SJ airport workers trained to spot trafficking


Experts estimate 20,000 people are trafficked into the United States every year and often times that through an airport.

Congressman Mike Honda got straight to the point:

"We value freedom and therefore must be compelled to protect it and that's why we're here today," said Honda.

Human trafficking is one of the fastest growing criminal enterprises because of the billions of dollars it generates in profits. And one of the easiest ways to move people is through the airports. That's why airline ambassadors and the Bay Area Anti-Trafficking Coalition are at Mineta San Jose International Airport today to train workers on how to spot victims.

"By training flight attendants and airline personnel you're increasing the eyes and ears by thousands. We estimate that the people we trained can scan a million people this year," said Nancy Rivard, Airline Ambassadors International.

Organizers say signs of human trafficking at an airport include a person not having the usual items when checking in or boarding a flight. Not being able to speak for themselves, or not having the freedom to separate from another person. And it's not just international flights, experts say more people are actually moved within the United States, with the Bay Area a popular destination.

"What's happening is pimps and traffickers are taking advantage of that and saying hey come to California it's the land of promise. And instead of coming here for viable work and legitimate work, they're actually showing up and then being exploited for their labor," said Betty Ann Boeving, Bay Area Anti-Trafficking Coalition.

SFO held a similar training session last March. The goal is to get all Bay Area airports trained to spot human trafficking by 2016. That's because the Super Bowl will be held at Levi's Stadium in Santa Clara attracting a huge number of visitors.
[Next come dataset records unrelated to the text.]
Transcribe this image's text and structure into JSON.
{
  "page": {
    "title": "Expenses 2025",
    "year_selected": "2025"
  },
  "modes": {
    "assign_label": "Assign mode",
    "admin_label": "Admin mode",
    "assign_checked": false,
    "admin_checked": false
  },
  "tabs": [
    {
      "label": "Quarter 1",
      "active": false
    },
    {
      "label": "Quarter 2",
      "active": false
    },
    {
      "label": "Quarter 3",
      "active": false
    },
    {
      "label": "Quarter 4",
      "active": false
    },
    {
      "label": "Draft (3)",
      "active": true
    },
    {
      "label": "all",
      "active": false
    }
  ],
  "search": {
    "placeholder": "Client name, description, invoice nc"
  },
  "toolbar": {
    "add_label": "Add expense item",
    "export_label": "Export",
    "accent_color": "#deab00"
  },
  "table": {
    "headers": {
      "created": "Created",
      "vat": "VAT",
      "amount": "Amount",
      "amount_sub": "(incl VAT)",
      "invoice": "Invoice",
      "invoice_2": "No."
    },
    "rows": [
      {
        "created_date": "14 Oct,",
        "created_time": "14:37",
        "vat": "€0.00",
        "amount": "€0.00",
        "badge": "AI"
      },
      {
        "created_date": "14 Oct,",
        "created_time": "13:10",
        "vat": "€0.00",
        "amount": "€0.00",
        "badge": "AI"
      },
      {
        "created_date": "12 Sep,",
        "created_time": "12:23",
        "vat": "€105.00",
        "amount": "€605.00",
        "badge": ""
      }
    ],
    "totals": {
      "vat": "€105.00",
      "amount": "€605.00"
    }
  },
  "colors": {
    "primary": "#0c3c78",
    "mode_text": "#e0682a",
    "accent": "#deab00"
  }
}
"They do things that they wouldn't normally do at home. And what we're seeing is that traffic victims get moved from around the country to be ready for an increase in demand for entertainment for services for prostitution around these large sporting events," said Betty Ann Boeving, Bay Area Anti-Trafficking Coalition

The focus for the Super Bowl isn't just on airports. Organizers at the airport say they're also going to help train people in the hotel and restaurant industries.